Quando depois da meia noite eu resolvia limpar os vidros da casa, quando antes das seis da manhã eu saia para correr e a padaria ainda estava fechada, enquanto eu fazia dez cafés pela manhã e tomava um, os outros nove eu oferecia, insistia mesmo para que alguém os tomasse. Quando eu fazia uma lista de metas para este ano e no meio dela eu me levantava para atender a porta, de onde ninguém me chamou e eu esquecia o que eu queria colocar no papel. Quando o cão me olhava, porque era hora de ir para a rua e eu havia esquecido. Quando eu segurava a coleira dele com tanta força, como se eu o quisesse ater a mim para sempre, como o filho de uma mãe dramática.
Quando eu perdia a fome e no lugar dos bolos eu lixava uma parede ou pintava um armário de uma cor que depois eu odiaria.
- Laranja! Um criado laranja no meu quarto. Um por do sol na beirada da minha cama.

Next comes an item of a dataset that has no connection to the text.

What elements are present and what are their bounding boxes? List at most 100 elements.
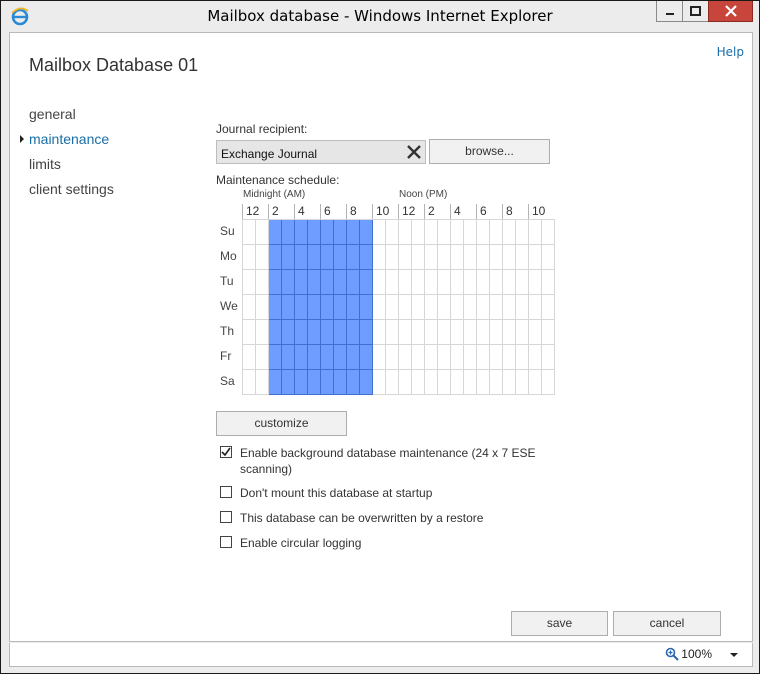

Enquanto eu procurava um destino para viajar, nas férias, daqui a dois anos. Quando eu olhava para os rostos na rua e procurava alguém ou um sinal, em alguém, que me respondesse a uma pergunta que eu nem sabia se existia. Quando de noite eu olhava para o céu, não como quem contempla, mas como quem espera, procura.
E de manhã, se eu ficasse mais cinco e depois dez minutos na cama, eu não dormia, mas aguardava um som, um sopro, um latido que me pedisse para levantar. Quando, eu chegava em casa, deitava no sofá e achava os livros muito desorganizados e tortos, eu os tirava da estante para limpar e arrumar e já no terceiro eu abria e lia as anotações que eu mesma tinha feito, mas achava tão novo, tão absurdamente genial para alguém que era eu e não parecia e eu me perdia no tempo, nas horas, na espera. A noite chegava e eu não tinha limpado ou organizado mais que uma dezena de livros.
Mas, então, sem anúncio, surge uma pequena nota, um bilhete, chega um email, uma saudação estrangeira e uma calma gentil aparece na porta, senta na minha sala, em frente aos livros ainda bagunçados e pede um café e, sem pressa, levo-o forte, com um pedaço de bolo; ela elogia. Eu não pergunto quanto tempo ela fica, ela também não me fala sobre o tempo ou a minha aparência. A calma e eu no meu sofá, relaxadas, sem olhos para o relógio, porta, janela ou fogão. De repente, eu era a espera por alguém a quem nunca me pareceu faltar, mas era, era essa a espera. A calma me trazia o recado.
E no outro dia, depois de uma noite inteira dormida, depois de me levantar atrasada, passar o único café e tomá-lo inteiro, eu trabalhava sem checar meus emails a cada cinco minutos, sem fazer bolos desesperada, sem lixar portas, paredes e pintar os móveis de uma cor esquisita, eu voltava à casa sem ter que organizar os livros, bastava escolher um e lê-lo até o sono chegar. Era a falta que eu só soube sentir no dia em que voltou quem eu achava que já tinha me acostumado à ausência.
Depois da descoberta, eu quis fazer anúncio na internet, outdoor na avenida, desfilar em carro aberto, exibindo o sentimento da maneira mais pública que eu pudesse. Era a saudade que eu negava, era saudade que eu só soube quando ele virou a maçaneta da porta e segurou a minha mão. Era saudade escrita em caixa alta. Foi só abrir a porta e ele segurou o meu soluço, as minhas angústias de dois meses e com uma das mãos ele segurou meu coração. Como se chegasse na minha vida agora, como se estivesse sempre chegando. Quando eu não sabia onde doía, ele acenou, a calma me visitou e, finalmente, eu não tinha um banquete preparado, mas o convidado chegava na hora certa.